Capitalization; Options and Other Rights. (a) The total authorized shares of capital stock of the Company consists solely of 191,560 shares of Company Common Stock, of which 187,500 shares are issued and outstanding ("Shares"). All the Shares have been duly and validly authorized and issued and are fully paid and nonassessable. None of the Shares has been issued in violation of the preemptive rights of any stockholder of the Company. The Shares were issued in compliance in all material respects with all applicable federal and state securities laws and regulations. There are no options, warrants or other rights to acquire or convert any debt or equity security into Shares or any other capital stock of the Company. The Stockholder owns all the Shares free and clear of all Liens.

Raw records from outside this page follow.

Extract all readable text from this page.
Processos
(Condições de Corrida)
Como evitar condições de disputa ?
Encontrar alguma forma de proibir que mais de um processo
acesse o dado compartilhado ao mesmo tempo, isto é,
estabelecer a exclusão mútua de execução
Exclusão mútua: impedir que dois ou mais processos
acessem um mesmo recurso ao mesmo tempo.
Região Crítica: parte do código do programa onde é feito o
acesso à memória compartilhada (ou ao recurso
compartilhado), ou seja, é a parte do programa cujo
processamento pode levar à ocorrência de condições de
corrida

(b) There are no existing agreements, subscriptions, options, warrants, calls, commitments, trusts (voting or otherwise), or rights of any kind whatsoever granting to any Person any interest in or the right to purchase or otherwise acquire from the Company or granting to the Company any interest in or the right to purchase or otherwise acquire from any Person, at any time, or upon the occurrence of any stated event, any securities of the Company, whether or not presently issued or outstanding, nor are there any outstanding securities of the Company or any other entity which are convertible into or exchangeable for other securities of the Company, nor are there any agreements, subscriptions, options, warrants, calls, commitments or rights of any kind granting to any Person any interest in or the right to purchase or otherwise acquire from the Company or any other Person any securities so convertible or exchangeable, nor are there any proxies, agreements or understandings with respect to the voting of the Shares.